Picture yourself as a Syrian Alawite (Shia). You are the Shia with your finger in the dike of Sunni repression. You would do anything to maintain the status quo in Syria. The largest Shia country in the region is Iran. Iran has the same concerns about its existence as the Alawites in Syria. They are under the gun from the Sunnis. The Iranians do not intend to see another Shia-run country go down the tubes, so they are supporting Syria both directly and through Hamas and Hezbollah, their surrogates in the Levant.
Additionally, Russia has historical geopolitical designs that have persuaded them to support the minority Alawites in every way possible. After all, Syria is the only country in the regions that has provided Russia with a naval base and that is and always has been a critical consideration for Russia.
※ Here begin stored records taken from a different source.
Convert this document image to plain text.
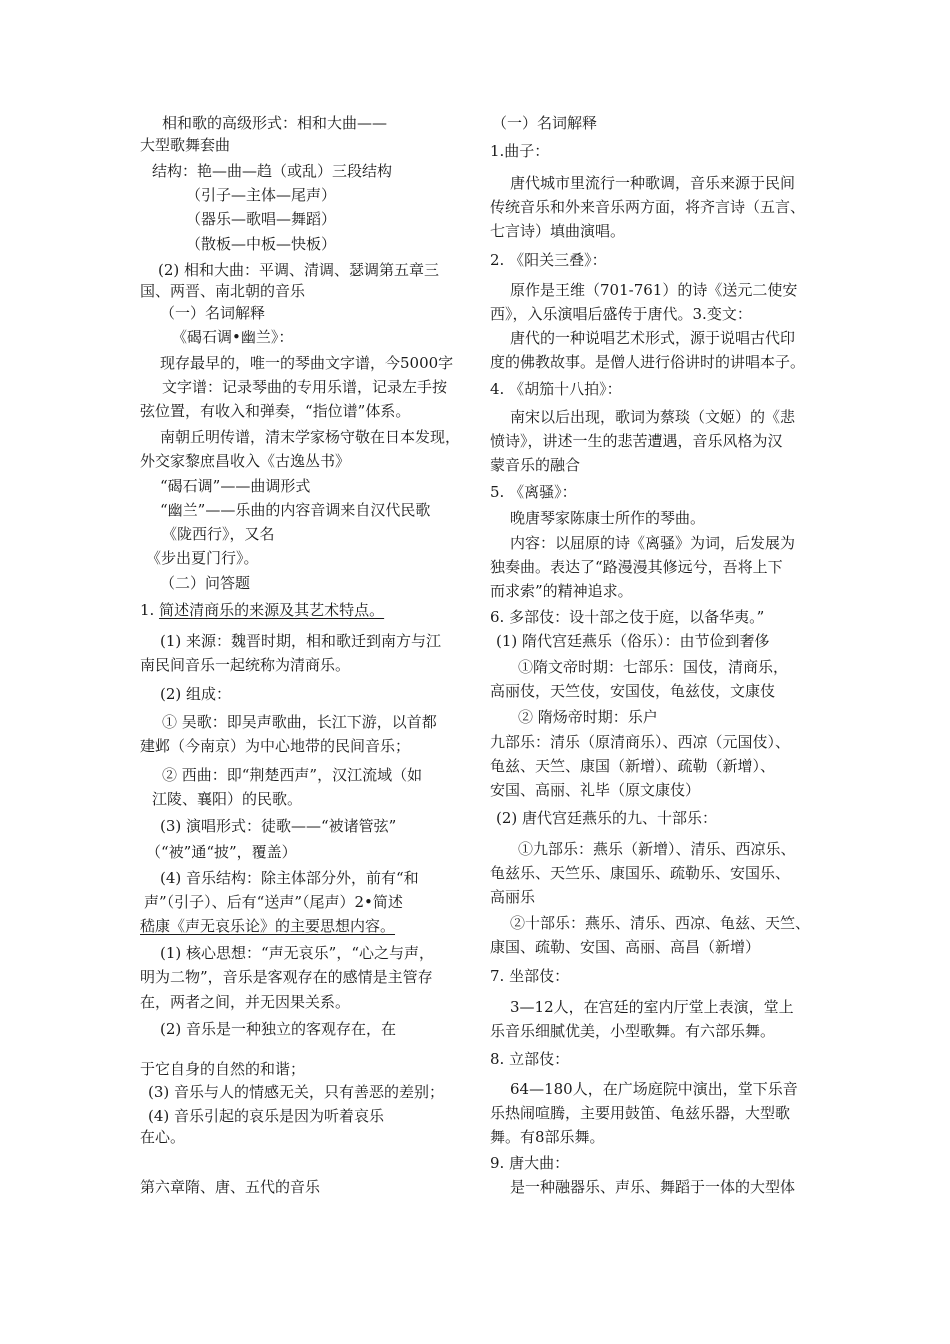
相和歌的高级形式：相和大曲——
大型歌舞套曲
结构：艳—曲—趋（或乱）三段结构
（引子—主体—尾声）
（器乐—歌唱—舞蹈）
（散板—中板—快板）
(2) 相和大曲：平调、清调、瑟调第五章三
国、两晋、南北朝的音乐
（一）名词解释
《碣石调•幽兰》：
现存最早的，唯一的琴曲文字谱，今5000字
文字谱：记录琴曲的专用乐谱，记录左手按
弦位置，有收入和弹奏，“指位谱”体系。
南朝丘明传谱，清末学家杨守敬在日本发现，
外交家黎庶昌收入《古逸丛书》
“碣石调”——曲调形式
“幽兰”——乐曲的内容音调来自汉代民歌
《陇西行》，又名
《步出夏门行》。
（二）问答题
1. 简述清商乐的来源及其艺术特点。
(1) 来源：魏晋时期，相和歌迁到南方与江
南民间音乐一起统称为清商乐。
(2) 组成：
① 吴歌：即吴声歌曲，长江下游，以首都
建邺（今南京）为中心地带的民间音乐；
② 西曲：即“荆楚西声”，汉江流域（如
江陵、襄阳）的民歌。
(3) 演唱形式：徒歌——“被诸管弦”
（“被”通“披”，覆盖）
(4) 音乐结构：除主体部分外，前有“和
声”（引子）、后有“送声”（尾声）2•简述
嵇康《声无哀乐论》的主要思想内容。
(1) 核心思想：“声无哀乐”，“心之与声，
明为二物”，音乐是客观存在的感情是主管存
在，两者之间，并无因果关系。
(2) 音乐是一种独立的客观存在，在
于它自身的自然的和谐；
(3) 音乐与人的情感无关，只有善恶的差别；
(4) 音乐引起的哀乐是因为听着哀乐
在心。
第六章隋、唐、五代的音乐
（一）名词解释
1.曲子：
唐代城市里流行一种歌调，音乐来源于民间
传统音乐和外来音乐两方面，将齐言诗（五言、
七言诗）填曲演唱。
2. 《阳关三叠》：
原作是王维（701-761）的诗《送元二使安
西》，入乐演唱后盛传于唐代。3.变文：
唐代的一种说唱艺术形式，源于说唱古代印
度的佛教故事。是僧人进行俗讲时的讲唱本子。
4. 《胡笳十八拍》：
南宋以后出现，歌词为蔡琰（文姬）的《悲
愤诗》，讲述一生的悲苦遭遇，音乐风格为汉
蒙音乐的融合
5. 《离骚》：
晚唐琴家陈康士所作的琴曲。
内容：以屈原的诗《离骚》为词，后发展为
独奏曲。表达了“路漫漫其修远兮，吾将上下
而求索”的精神追求。
6. 多部伎：设十部之伎于庭，以备华夷。”
(1) 隋代宫廷燕乐（俗乐）：由节俭到奢侈
①隋文帝时期：七部乐：国伎，清商乐，
高丽伎，天竺伎，安国伎，龟兹伎，文康伎
② 隋炀帝时期：乐户
九部乐：清乐（原清商乐）、西凉（元国伎）、
龟兹、天竺、康国（新增）、疏勒（新增）、
安国、高丽、礼毕（原文康伎）
(2) 唐代宫廷燕乐的九、十部乐：
①九部乐：燕乐（新增）、清乐、西凉乐、
龟兹乐、天竺乐、康国乐、疏勒乐、安国乐、
高丽乐
②十部乐：燕乐、清乐、西凉、龟兹、天竺、
康国、疏勒、安国、高丽、高昌（新增）
7. 坐部伎：
3—12人，在宫廷的室内厅堂上表演，堂上
乐音乐细腻优美，小型歌舞。有六部乐舞。
8. 立部伎：
64—180人，在广场庭院中演出，堂下乐音
乐热闹喧腾，主要用鼓笛、龟兹乐器，大型歌
舞。有8部乐舞。
9. 唐大曲：
是一种融器乐、声乐、舞蹈于一体的大型体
What we now have here in America is an elected president who, between the campaign and his incumbency, has changed his position on just about every issue with the possible exceptions of wealth and power. It would appear that he has little understanding of, or is persuaded to overlook, the critically important realities in the Middle East.
As unpleasant as that may be for those of us who are disinterested in participating in another Middle East ground war, that is not the real issue. The real and infinitely more dangerous issue is that foreign policy over the millennia has required consistency and some level of predictability on the part of its participants. What probably saved America and the Soviet Union from nuclear annihilation during the Cold War was that each side was, in the main, predictable and thus relatively understandable to the other.
Where does the world stand when the American president is wildly unpredictable? How will he be read by countries like North Korea, China, Pakistan, Iran, Russia and others with actual and hoped for nuclear weapons? What will they do in such a new, completely changed environment?
What is said to have worked in business negotiations will not necessarily work in international relations.